De l'entrée des Novices dans notre Monastére.
Chapitre XVII.
Il apartient à toutes les Religieuses qui ont voix au Chapitre y étant assemblées capitulairement, de recevoir les filles qui se feront Religieuses avec nous, de leur donner l'habit, de les renvoyer chez elle, ou de les admettre à la profession; de sorte qu'une fille sera tenuë pour admise à la Religion, quand elle aura les deux tiers des voix favorables pour être reçûë, & pour avoir l'habit; de même elle sera tenuë admise à la profession, quand elle aura la plus grande partie des voix, comme pour être renvoyée, elle en doit avoir plus de la moitié contraire.
Auquel Chapitre ne pourront assister les Religieuses qui seront parentes de la Novice au premier ou au second degré.
Lorsqu'il sera question de recevoir quelque fille, les Religieuses prendront bien garde de ne se laisser aveugler par l'interêt, de l'argent, des parens, de la Noblesse, ni d'aucune autre consideration humaine, mais envisageront purement la gloire de Dieu, & le bien du Monastére.

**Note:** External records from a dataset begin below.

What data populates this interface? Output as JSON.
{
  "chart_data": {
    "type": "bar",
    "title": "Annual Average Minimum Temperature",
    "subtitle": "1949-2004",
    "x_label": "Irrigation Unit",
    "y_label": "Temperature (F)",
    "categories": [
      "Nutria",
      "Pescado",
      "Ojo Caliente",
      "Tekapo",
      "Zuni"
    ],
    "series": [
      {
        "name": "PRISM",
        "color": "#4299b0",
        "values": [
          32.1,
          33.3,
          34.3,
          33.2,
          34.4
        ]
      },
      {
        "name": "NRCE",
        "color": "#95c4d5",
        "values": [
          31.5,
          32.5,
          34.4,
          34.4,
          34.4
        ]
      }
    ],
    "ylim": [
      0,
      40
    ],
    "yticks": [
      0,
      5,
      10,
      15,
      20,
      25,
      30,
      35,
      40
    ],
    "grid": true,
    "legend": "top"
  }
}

Il sera nécessaire que les filles qui seront reçuës pour le Chœur, entr'autres choses sçachent bien lire, & qu'elles soient bien saines, afin de pouvoir porter le fardeau de la Religion, qu'elles soient âgées de quinze ans accomplis pour le moins, qu'elles se soient exercées quelque tems dans la vie spirituelle, & à la fréquentation des Sacremens tout au moins un an. Qu'elles soient paisibles, dociles, & courageuses pour suporter tout ce qui leur conviendra souffrir à l'honneur de Dieu, & pour l'obéissance dûë aux Supérieurs; & enfin, il faut qu'elles comprennent l'importance de l'entreprise qu'elles se proposent d'embrasser.
Celles que l'on recevra pour être Converses, outre qu'elles doivent être douces, paisibles, amoureuses de la vertu & de la perfection Religieuse, seront encore saines & fortes de corps, afin de pouvoir porter le fardeau de la Religion, se contentant de servir Notre-Seigneur aux offices bas & pénibles du Monastére, regardant comme une grande grace de se faire les esclaves de la Majesté de Dieu, & de sa très-heureuse Mere.
Se resolvant (quoiqu'elles sçachent bien lire) de ne jamais chanter, ni psalmodier au Chœur, avec les autres Religieuses Choristes.
Au contraire on ne recevra en aucune façon, celles qui par quelque signe, se montreroient devoir être inutile au Monastére.
Ni même celles qui auront été Religieuses en quelques autres Monastéres, excepté si c'étoit quelque Maison où l'observance ne fût pas bien gardée, & que par un désir de plus grande perfection, & de plus parfaite observance elles voulussent venir avec nous.
Encore moins celles qui par leur faute auroient une fois été congédiées de chez nous.
Ni celles qui plus par nécessité, que par le désir de servir Dieu, se presenteront pour être Religieuse.
Encore moins les défectueuses en jugement. Ni aucunes personnes illégitimement nées, excepté si elles s'étoient beaucoup signalées dans la vertu, & qu'elles eussent au moins employé cinq années à la fréquentation des Sacremens, avec fruit & édification.
Ni enfin des personnes inquiétes, inconstantes, ou qui sont arrêtées à leur propre jugement, lesquelles ont coûtume de donner beaucoup de peine à tout un Monastére: semblables personnes donc ne seront jamais reçuës, & si quelqu'une après sa réception au Monastére, se découvroit être de ce naturel, on la renvoyera chez elle, lorsqu'après l'avoir bien & suffisamment éprouvée, on ne trouvera point de reméde à ses imperfections.
Que si telle personne ne se découvroit qu'après sa profession, elle demeurera incapable des principaux offices.
Il est entierement défendu de prendre des filles en pension pour les élever, quand même il y auroit esperance, qu'à l'avenir elles pourroient se rendre Religieuses.
L'on prendra garde aussi à ne point recevoir des personnes qui soient extraordinairement mélancoliques ou scrupuleuses, & encore moins trois filles qui soient sœurs.